- Nestle said pressure on global food prices weighed on its earnings in 2016, reporting a 6% decrease in net profits to $8.53 billion for the fiscal year, according to U.S. News & World Report. Revenue grew just 0.8% to $89.47 billion.
- The confection giant also saw double-digit declines in its Chinese unit.
- The company, which only releases its earnings once a year, said that organic growth increased 3.2% in 2016. It expects to see increases of 2 to 4% in organic growth for 2017.
While Nestle had some problems in Asia and certain European segments, the Switzerland-based company saw sales growth in North America. Organic growth was strongest in the Americas, up 4.2%. While this region met the international company's growth target — which was significantly scaled back in October — the rest of the world trailed behind.

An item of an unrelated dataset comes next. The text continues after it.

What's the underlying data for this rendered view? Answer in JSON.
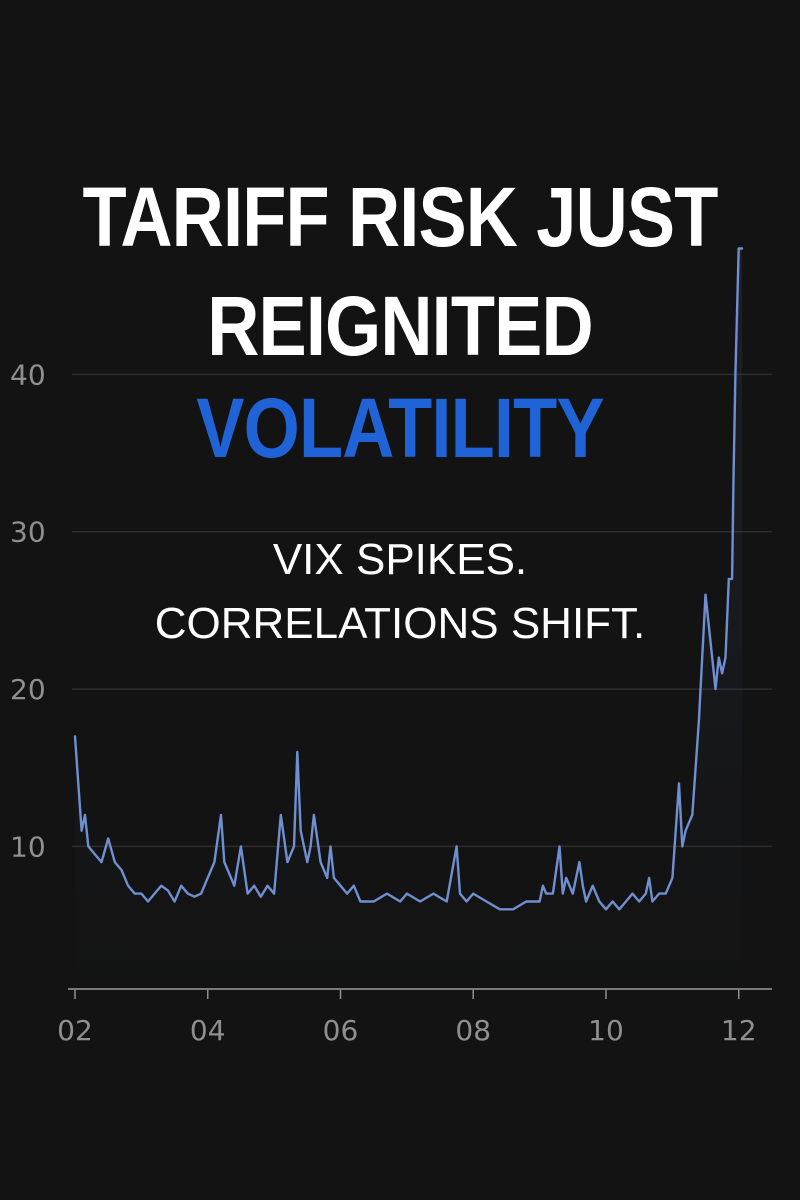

During a company press conference, Company CEO Mark Schneider said that for 2017, the company is looking to restructure costs considerably. He did not go into many specifics, instead hinting at the company’s history of finding efficiencies when needed.

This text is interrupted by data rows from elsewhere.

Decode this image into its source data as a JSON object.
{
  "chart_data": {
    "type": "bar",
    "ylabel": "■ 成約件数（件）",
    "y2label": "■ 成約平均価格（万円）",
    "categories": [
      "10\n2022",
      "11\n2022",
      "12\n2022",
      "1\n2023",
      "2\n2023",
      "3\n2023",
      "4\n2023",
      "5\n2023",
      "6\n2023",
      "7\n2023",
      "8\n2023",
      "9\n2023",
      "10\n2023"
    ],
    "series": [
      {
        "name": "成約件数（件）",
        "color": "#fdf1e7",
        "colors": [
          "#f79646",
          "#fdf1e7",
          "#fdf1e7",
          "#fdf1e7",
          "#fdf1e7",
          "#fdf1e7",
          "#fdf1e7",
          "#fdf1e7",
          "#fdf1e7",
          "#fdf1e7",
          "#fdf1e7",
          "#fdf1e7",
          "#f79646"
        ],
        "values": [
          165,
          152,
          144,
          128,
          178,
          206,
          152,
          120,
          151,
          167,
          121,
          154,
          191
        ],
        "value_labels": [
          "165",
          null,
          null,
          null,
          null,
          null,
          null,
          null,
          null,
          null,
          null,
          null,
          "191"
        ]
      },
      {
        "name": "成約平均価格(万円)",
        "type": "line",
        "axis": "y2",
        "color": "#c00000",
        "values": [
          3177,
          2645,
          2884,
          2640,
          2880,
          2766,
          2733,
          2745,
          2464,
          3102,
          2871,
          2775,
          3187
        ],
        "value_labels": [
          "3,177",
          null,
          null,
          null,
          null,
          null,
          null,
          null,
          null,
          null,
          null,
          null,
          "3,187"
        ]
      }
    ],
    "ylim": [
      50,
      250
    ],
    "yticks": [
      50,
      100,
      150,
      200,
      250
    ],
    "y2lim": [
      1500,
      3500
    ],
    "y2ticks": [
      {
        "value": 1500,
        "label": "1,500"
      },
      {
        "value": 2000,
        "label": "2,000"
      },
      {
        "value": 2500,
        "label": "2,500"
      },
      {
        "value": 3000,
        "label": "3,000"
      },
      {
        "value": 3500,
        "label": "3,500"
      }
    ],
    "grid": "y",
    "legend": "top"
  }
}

Part of the company's strategy in the U.S. has centered on growth in its chocolate and confectionery brands, as well as expansion into the high-end premium market. In 2016, Nestle debuted two premium brands, Cailler and Damak, in North America and elsewhere. The company said that its performance in U.S. confectionery was "disappointing" in 2016, caused by stiff competition and low growth in the chocolate space.
More U.S. investments in the sweets segment are coming. Last month, the company announced a partnership with Hostess to create ice cream versions of some of its more iconic treats, like Twinkies, Sno Balls and CupCakes. By working with an up-and-coming brand with a loyal following, Hostess may be able to give its sales a jolt.
The company has also hopped on the better-for-you trend, pledging to reduce sugar in some of its U.S. sweets. Last month, Nestle committed to reduce sugar in its Nesquik product as part of a pledge to reduce sugar across its portfolio. And that may happen in a dynamic way. Last last year, Nestle said it found a scientific breakthrough that will allow for further sugar reduction without impacting taste. The company told Food Dive it was in the process of patenting a hollow and faster-dissolving sugar that could allow a 40% reduction in products. Details were scarce, but the manufacturer told Food Dive they expected it to be used in Nestle's products by 2018.